GitHub Actions have size limits and best practices for dependencies: (1) Don't commit node_modules to git. Instead: (a) Commit package.json and package-lock.json. (b) During action execution, run `npm install` to fetch dependencies. (c) For Docker actions, node_modules is installed inside the container (not committed to git). (2) For JavaScript actions: use a tool like `ncc` (Node Compiler Collection) to bundle dependencies. `ncc` compiles your action + all dependencies into a single file (dist/index.js). This is ~1-5 MB instead of 500 MB. (3) To use ncc: `npm install -g @vercel/ncc`, then `ncc build index.js -o dist`. Commit only the dist/ folder. (4) Alternative: use esbuild or webpack to bundle dependencies. (5) Minimize dependencies: do you really need lodash? Maybe a smaller alternative exists. Each dependency adds size. (6) For Docker actions: commit only the Dockerfile, not the image layers. The image is built in CI and pushed to a registry. Keeps the repo small. (7) For version control: if your repo exceeds 100 MB, GitHub will warn but still allow it (with performance degradation). For production actions, keep it <50 MB for reliability. (8) Use .gitignore: exclude node_modules, dist, build artifacts from git: `node_modules/ dist/ *.o *.so`.

Follow-up: How would you build and bundle a JavaScript action to minimize repository size?

You have a Docker action that calls GitHub API. Inside the container, you run: `curl -H "Authorization: Bearer $GITHUB_TOKEN" https://api.github.com/repos/...`. The action is public, and you publish it to GitHub Marketplace. A user runs your action: it works for them locally but fails on GitHub Actions with "Unauthorized." Why?

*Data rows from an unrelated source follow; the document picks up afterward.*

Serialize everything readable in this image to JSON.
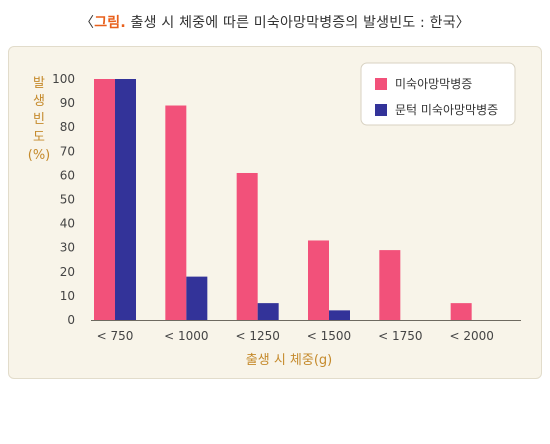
{
  "title": {
    "prefix": "〈",
    "tag": "그림.",
    "text": " 출생 시 체중에 따른 미숙아망막병증의 발생빈도 : 한국〉"
  },
  "chart_data": {
    "type": "bar",
    "title": "〈그림. 출생 시 체중에 따른 미숙아망막병증의 발생빈도 : 한국〉",
    "ylabel_lines": [
      "발",
      "생",
      "빈",
      "도",
      "(%)"
    ],
    "xlabel": "출생 시 체중(g)",
    "categories": [
      "< 750",
      "< 1000",
      "< 1250",
      "< 1500",
      "< 1750",
      "< 2000"
    ],
    "ylim": [
      0,
      100
    ],
    "yticks": [
      0,
      10,
      20,
      30,
      40,
      50,
      60,
      70,
      80,
      90,
      100
    ],
    "grid": false,
    "legend_position": "top-right",
    "series": [
      {
        "name": "미숙아망막병증",
        "color": "#f2517a",
        "values": [
          100,
          89,
          61,
          33,
          29,
          7
        ]
      },
      {
        "name": "문턱 미숙아망막병증",
        "color": "#333399",
        "values": [
          100,
          18,
          7,
          4,
          0,
          0
        ]
      }
    ]
  }
}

Environment variable inheritance in Docker actions: (1) Your action's Dockerfile references $GITHUB_TOKEN, which is set in the workflow. But the variable must be explicitly passed to the container. (2) In action.yml, ensure you're inheriting the environment: `runs: using: 'docker' image: 'docker://myimage' env: GITHUB_TOKEN: ${{ secrets.GITHUB_TOKEN }}`. (3) Or, pass via the workflow step: `uses: myorg/myaction@v1 env: GITHUB_TOKEN: ${{ secrets.GITHUB_TOKEN }}`. (4) GitHub provides GITHUB_TOKEN automatically for workflows, but it's scoped. If the workflow doesn't explicitly pass it, the container doesn't receive it. (5) For debugging: add a step that echoes (masked) the token: `- run: echo "GITHUB_TOKEN is set: ${{ env.GITHUB_TOKEN != '' }}"` (output: true/false, doesn't leak the value). (6) For users of your action: document: "This action requires GITHUB_TOKEN. Add to your workflow: `env: GITHUB_TOKEN: ${{ secrets.GITHUB_TOKEN }}`" (7) Alternatively, if the action doesn't need the token for users, don't reference it. Build it in a way that the token is optional. (8) For public actions: consider if you really need GITHUB_TOKEN. If the action is read-only (no modifications), GITHUB_TOKEN might not be needed.

Follow-up: How would you design a public action that properly handles secrets and environment variables?